SALT LAKE CITY — BYU found itself in unfamiliar territory Sunday when it cracked the Associated Press Top 25 poll, their first time since 2015.
Before the season, I would have told you it was an impossibly long shot, starting the season with three straight power five opponents, one of which was a Top 10 team before the season started, and another that was a borderline Top 25 selections. Both of those teams, Arizona and Wisconsin, were road games for BYU, with Heisman candidate running threats in Khalil Tate and Jonathan Taylor.
If BYU were to get a win in the first three weeks of the season, it would be against the Cal Bears, who missed a bowl game last season.
Now three weeks in, BYU has flipped the script on all expectations. The Cougars sit at 2-1, with wins over Arizona and Wisconsin, and a loss at home to Cal. Most impressively, BYU has flipped the script on how the team sees itself winning games.

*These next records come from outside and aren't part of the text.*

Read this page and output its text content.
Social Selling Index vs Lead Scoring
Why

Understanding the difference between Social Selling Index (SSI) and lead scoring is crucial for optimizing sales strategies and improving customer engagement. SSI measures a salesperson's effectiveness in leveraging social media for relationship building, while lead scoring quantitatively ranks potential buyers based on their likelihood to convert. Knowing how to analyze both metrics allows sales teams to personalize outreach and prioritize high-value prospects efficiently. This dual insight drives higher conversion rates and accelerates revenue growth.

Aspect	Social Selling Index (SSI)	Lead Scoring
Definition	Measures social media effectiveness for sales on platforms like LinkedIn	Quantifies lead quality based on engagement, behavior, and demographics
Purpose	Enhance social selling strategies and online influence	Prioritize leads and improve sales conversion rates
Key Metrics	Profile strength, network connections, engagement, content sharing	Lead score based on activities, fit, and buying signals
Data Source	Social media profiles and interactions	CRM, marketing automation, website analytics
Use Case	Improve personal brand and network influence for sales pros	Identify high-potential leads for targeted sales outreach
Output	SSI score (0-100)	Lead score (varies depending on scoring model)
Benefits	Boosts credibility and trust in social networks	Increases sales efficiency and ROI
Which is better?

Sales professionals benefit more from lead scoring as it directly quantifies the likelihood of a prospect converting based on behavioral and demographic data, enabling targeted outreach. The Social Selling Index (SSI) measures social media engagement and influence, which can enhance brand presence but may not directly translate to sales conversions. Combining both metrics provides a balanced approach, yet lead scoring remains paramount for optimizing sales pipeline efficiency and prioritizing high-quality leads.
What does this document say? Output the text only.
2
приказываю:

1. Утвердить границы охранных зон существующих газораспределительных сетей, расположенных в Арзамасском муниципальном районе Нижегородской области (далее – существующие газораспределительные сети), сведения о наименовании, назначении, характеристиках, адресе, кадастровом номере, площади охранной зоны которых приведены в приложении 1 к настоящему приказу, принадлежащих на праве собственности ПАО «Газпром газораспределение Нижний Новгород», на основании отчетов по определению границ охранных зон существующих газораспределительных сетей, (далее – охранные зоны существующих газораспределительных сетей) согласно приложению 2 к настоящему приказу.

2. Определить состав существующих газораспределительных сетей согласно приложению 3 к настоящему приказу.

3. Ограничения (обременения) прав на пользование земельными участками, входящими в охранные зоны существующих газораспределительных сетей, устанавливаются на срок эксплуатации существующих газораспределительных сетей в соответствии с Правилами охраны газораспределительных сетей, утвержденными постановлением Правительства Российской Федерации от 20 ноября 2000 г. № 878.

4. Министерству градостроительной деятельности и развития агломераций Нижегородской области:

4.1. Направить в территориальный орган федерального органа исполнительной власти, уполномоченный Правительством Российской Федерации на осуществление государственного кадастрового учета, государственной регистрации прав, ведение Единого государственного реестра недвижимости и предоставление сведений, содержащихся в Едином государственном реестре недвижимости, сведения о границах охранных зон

Last season, offensive coordinator Ty Detmer and the BYU offense asked a lot of quarterback Tanner Mangum, making reads and throwing complicated deep passes. But new offensive coordinator Jeff Grimes has simplified BYU’s offensive system.
Grimes' first order of business at BYU was to beef up his offensive line, asking the position group he once coached at LSU, to up their overall weight. When taking on Power Five opponents last season, it was obvious BYU was overmatched physically by the bigger, more physical teams, most notably Wisconsin.
Head coach Kalani Sitake challenged Grimes, and his team, to match that physicality, and it’s been obvious through three weeks of the season.
Against Arizona, BYU simply dominated the line of scrimmage on both sides of the ball. Running back Squally Canada found huge holes to burst through, racking up easy yards on the ground.
But after Arizona got blown out on the road against Houston and BYU found itself on the wrong side of a bullying match against Cal, had the Cougars actually changed their culture, or had they just been the first team to expose a bad Arizona team?
Against Wisconsin that answer became abundantly clear. BYU can matchup with the more physical teams in college football; and when you can matchup physically, you have a chance to win every game.
Now, that isn’t to say BYU is about to run off a long series of wins. They will beat McNeese State Saturday at LaVell Edwards Stadium and move to a resounding 3-1. They will then go on the road for the first of a tough five-game stretch.
As rival Utah learned the hard way, Washington will throw a defense at BYU they have yet to see — even better than Wisconsin. The Cougars then take on three high-powered Mountain West offenses in Utah State, Hawaii and Boise State, with another tough defensive line in Northern Illinois mixed in between.
For BYU to win these games, they’ll have to open up their offense, as 12-of-22 passing for 89 yards likely won’t be enough from Mangum. And yet, it’s not like the Cougars will have to resort to an air-raid offensive scheme. Mangum will have to complete a higher percentage of his passes and will have to throw for more than 89 yards, but with a strong offensive line, he’ll likely find success in an offense with an clear identity running the ball.
BYU hasn’t established itself has having fully recovered from their 4-9 season last year, but a win over a Top 10 program on the road is as good of an indicator as they could have hoped for. With a positive identity up front on offense and a simplified game plan, the Cougars are well on their way back to a bowl game this season, which they can build on for the future.